Выбрать главу

- Засохшая антоновка, - равнодушно сказал Семен. - Вот уже неделю баба не нарадуется с нею. Славно горит, чтоб вы знали.

- А ну, дай-ка, хозяин! - Мокрут с мальчишеской решимостью сбросил рукавицы, поплевал на ладони и взял из рук у Семена топор. - Люблю эту работку, - обернулся он к Тихоне, - так и тянет. Что бы тут на первый зуб?

- Да берите вот это, - предложил Семен и, с лукавством глянув на того же Тихоню, ткнул желтой бахилой в узловатый и довольно толстый комелек.

В отличие от мелких веток комелек требовалось расколоть. Мокрут выкатил его на ровное место, поставил торчком и, гакнув всем нутром, нанес удар.
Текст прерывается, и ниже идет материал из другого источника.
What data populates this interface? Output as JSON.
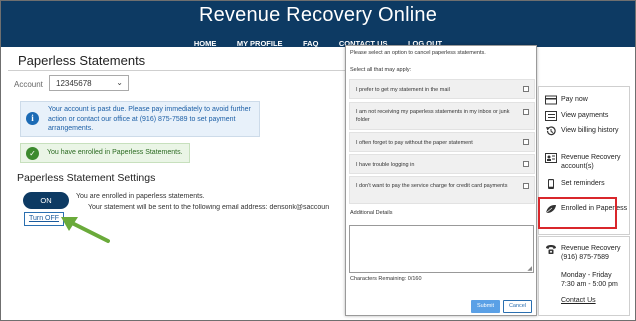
{
  "header": {
    "site_title": "Revenue Recovery Online",
    "nav": [
      "HOME",
      "MY PROFILE",
      "FAQ",
      "CONTACT US",
      "LOG OUT"
    ]
  },
  "page": {
    "title": "Paperless Statements",
    "account_label": "Account",
    "account_value": "12345678",
    "info_alert": "Your account is past due. Please pay immediately to avoid further action or contact our office at (916) 875-7589 to set payment arrangements.",
    "success_alert": "You have enrolled in Paperless Statements.",
    "settings_title": "Paperless Statement Settings",
    "toggle_label": "ON",
    "enrolled_text": "You are enrolled in paperless statements.",
    "email_text": "Your statement will be sent to the following email address:  densonk@saccoun",
    "turn_off_label": "Turn OFF"
  },
  "modal": {
    "prompt": "Please select an option to cancel paperless statements.",
    "select_all": "Select all that may apply:",
    "options": [
      "I prefer to get my statement in the mail",
      "I am not receiving my paperless statements in my inbox or junk folder",
      "I often forget to pay without the paper statement",
      "I have trouble logging in",
      "I don't want to pay the service charge for credit card payments"
    ],
    "details_label": "Additional Details",
    "details_value": "",
    "chars_remaining": "Characters Remaining: 0/160",
    "submit_label": "Submit",
    "cancel_label": "Cancel"
  },
  "sidebar": {
    "items": [
      {
        "label": "Pay now",
        "icon": "card-icon"
      },
      {
        "label": "View payments",
        "icon": "list-icon"
      },
      {
        "label": "View billing history",
        "icon": "history-icon"
      },
      {
        "label": "Revenue Recovery account(s)",
        "icon": "id-card-icon"
      },
      {
        "label": "Set reminders",
        "icon": "phone-icon"
      },
      {
        "label": "Enrolled in Paperless",
        "icon": "leaf-icon"
      }
    ],
    "contact": {
      "name": "Revenue Recovery",
      "phone": "(916) 875-7589",
      "hours_days": "Monday - Friday",
      "hours_time": "7:30 am - 5:00 pm",
      "link": "Contact Us"
    }
  },
  "colors": {
    "header_bg": "#0d3a63",
    "highlight_border": "#d9262b",
    "arrow": "#6aaa3a",
    "submit_bg": "#5aa0e6"
  }
}
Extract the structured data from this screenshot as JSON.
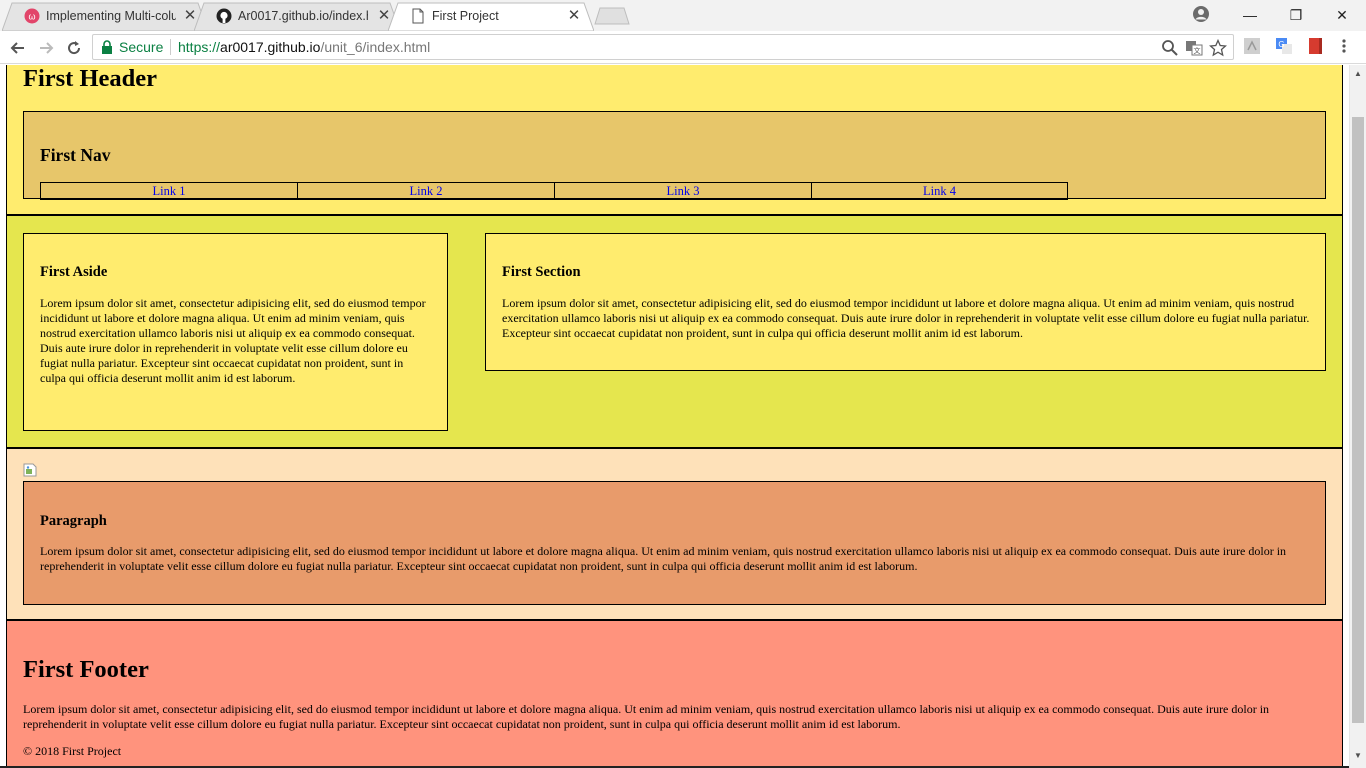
{
  "browser": {
    "tabs": [
      {
        "title": "Implementing Multi-colu",
        "icon": "codecademy-icon",
        "active": false
      },
      {
        "title": "Ar0017.github.io/index.h",
        "icon": "github-icon",
        "active": false
      },
      {
        "title": "First Project",
        "icon": "page-icon",
        "active": true
      }
    ],
    "address": {
      "secure_label": "Secure",
      "url_scheme": "https://",
      "url_host": "ar0017.github.io",
      "url_path": "/unit_6/index.html"
    },
    "colors": {
      "secure": "#0b8043"
    }
  },
  "page": {
    "header": {
      "title": "First Header",
      "nav": {
        "title": "First Nav",
        "links": [
          "Link 1",
          "Link 2",
          "Link 3",
          "Link 4"
        ]
      }
    },
    "aside": {
      "title": "First Aside",
      "text": "Lorem ipsum dolor sit amet, consectetur adipisicing elit, sed do eiusmod tempor incididunt ut labore et dolore magna aliqua. Ut enim ad minim veniam, quis nostrud exercitation ullamco laboris nisi ut aliquip ex ea commodo consequat. Duis aute irure dolor in reprehenderit in voluptate velit esse cillum dolore eu fugiat nulla pariatur. Excepteur sint occaecat cupidatat non proident, sunt in culpa qui officia deserunt mollit anim id est laborum."
    },
    "section": {
      "title": "First Section",
      "text": "Lorem ipsum dolor sit amet, consectetur adipisicing elit, sed do eiusmod tempor incididunt ut labore et dolore magna aliqua. Ut enim ad minim veniam, quis nostrud exercitation ullamco laboris nisi ut aliquip ex ea commodo consequat. Duis aute irure dolor in reprehenderit in voluptate velit esse cillum dolore eu fugiat nulla pariatur. Excepteur sint occaecat cupidatat non proident, sunt in culpa qui officia deserunt mollit anim id est laborum."
    },
    "paragraph": {
      "title": "Paragraph",
      "text": "Lorem ipsum dolor sit amet, consectetur adipisicing elit, sed do eiusmod tempor incididunt ut labore et dolore magna aliqua. Ut enim ad minim veniam, quis nostrud exercitation ullamco laboris nisi ut aliquip ex ea commodo consequat. Duis aute irure dolor in reprehenderit in voluptate velit esse cillum dolore eu fugiat nulla pariatur. Excepteur sint occaecat cupidatat non proident, sunt in culpa qui officia deserunt mollit anim id est laborum."
    },
    "footer": {
      "title": "First Footer",
      "text": "Lorem ipsum dolor sit amet, consectetur adipisicing elit, sed do eiusmod tempor incididunt ut labore et dolore magna aliqua. Ut enim ad minim veniam, quis nostrud exercitation ullamco laboris nisi ut aliquip ex ea commodo consequat. Duis aute irure dolor in reprehenderit in voluptate velit esse cillum dolore eu fugiat nulla pariatur. Excepteur sint occaecat cupidatat non proident, sunt in culpa qui officia deserunt mollit anim id est laborum.",
      "copyright": "© 2018 First Project"
    },
    "colors": {
      "header_bg": "#ffec6e",
      "nav_bg": "#e7c66a",
      "mid_bg": "#e5e64e",
      "paragraph_band_bg": "#fee1b9",
      "paragraph_box_bg": "#e89b6b",
      "footer_bg": "#ff937d",
      "link": "#0000ee"
    }
  }
}
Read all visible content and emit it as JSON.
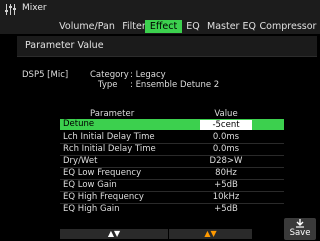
{
  "app": {
    "title": "Mixer"
  },
  "tabs": [
    {
      "label": "Volume/Pan"
    },
    {
      "label": "Filter"
    },
    {
      "label": "Effect"
    },
    {
      "label": "EQ"
    },
    {
      "label": "Master EQ"
    },
    {
      "label": "Compressor"
    }
  ],
  "active_tab": "Effect",
  "section": {
    "title": "Parameter Value"
  },
  "effect": {
    "slot": "DSP5 [Mic]",
    "category_label": "Category",
    "category_value": ": Legacy",
    "type_label": "Type",
    "type_value": ": Ensemble Detune 2"
  },
  "table": {
    "header_parameter": "Parameter",
    "header_value": "Value",
    "rows": [
      {
        "name": "Detune",
        "value": "-5cent"
      },
      {
        "name": "Lch Initial Delay Time",
        "value": "0.0ms"
      },
      {
        "name": "Rch Initial Delay Time",
        "value": "0.0ms"
      },
      {
        "name": "Dry/Wet",
        "value": "D28>W"
      },
      {
        "name": "EQ Low Frequency",
        "value": "80Hz"
      },
      {
        "name": "EQ Low Gain",
        "value": "+5dB"
      },
      {
        "name": "EQ High Frequency",
        "value": "10kHz"
      },
      {
        "name": "EQ High Gain",
        "value": "+5dB"
      }
    ],
    "selected_index": 0
  },
  "pager": {
    "param_arrows": "▲▼",
    "value_arrows": "▲▼"
  },
  "save": {
    "label": "Save",
    "icon": "save-arrow-icon"
  },
  "colors": {
    "accent": "#3cd04e",
    "value_arrows": "#ff9a00",
    "background": "#000000"
  }
}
Не тут-то было: топор отскочил от среза, как от камня.

- Смерзся, - с заметной досадой сказал председатель и рубанул еще раз. На срезе появилась вторая белая полоска, а комелек стоял как ни в чем не бывало. Рубанул в третий раз - третья полоска, в четвертый - четвертая.

- Что-то у тебя сегодня... это самое... - переступил с ноги на ногу Тихоня. - Давай я.

Мокрут уже со злостью покачал головой и отдал топор Тихоне.

- Мой бы колун сюда, - произнес, оправдываясь.

Тихоня взял топор в обе руки, повертел его перед глазами, словно проверяя, железный он или еще бог знает какой, примерился и хватил по комельку так, что ушанка наехала на глаза. Острие чуть-чуть вошло в дерево, но камелек и не думал раскалываться. Тогда Тихоня стал сыпать с плеча, и вскоре комелек уже походил на размочаленную колоду, на которой Козырек рубил дрова. Но все было тщетно.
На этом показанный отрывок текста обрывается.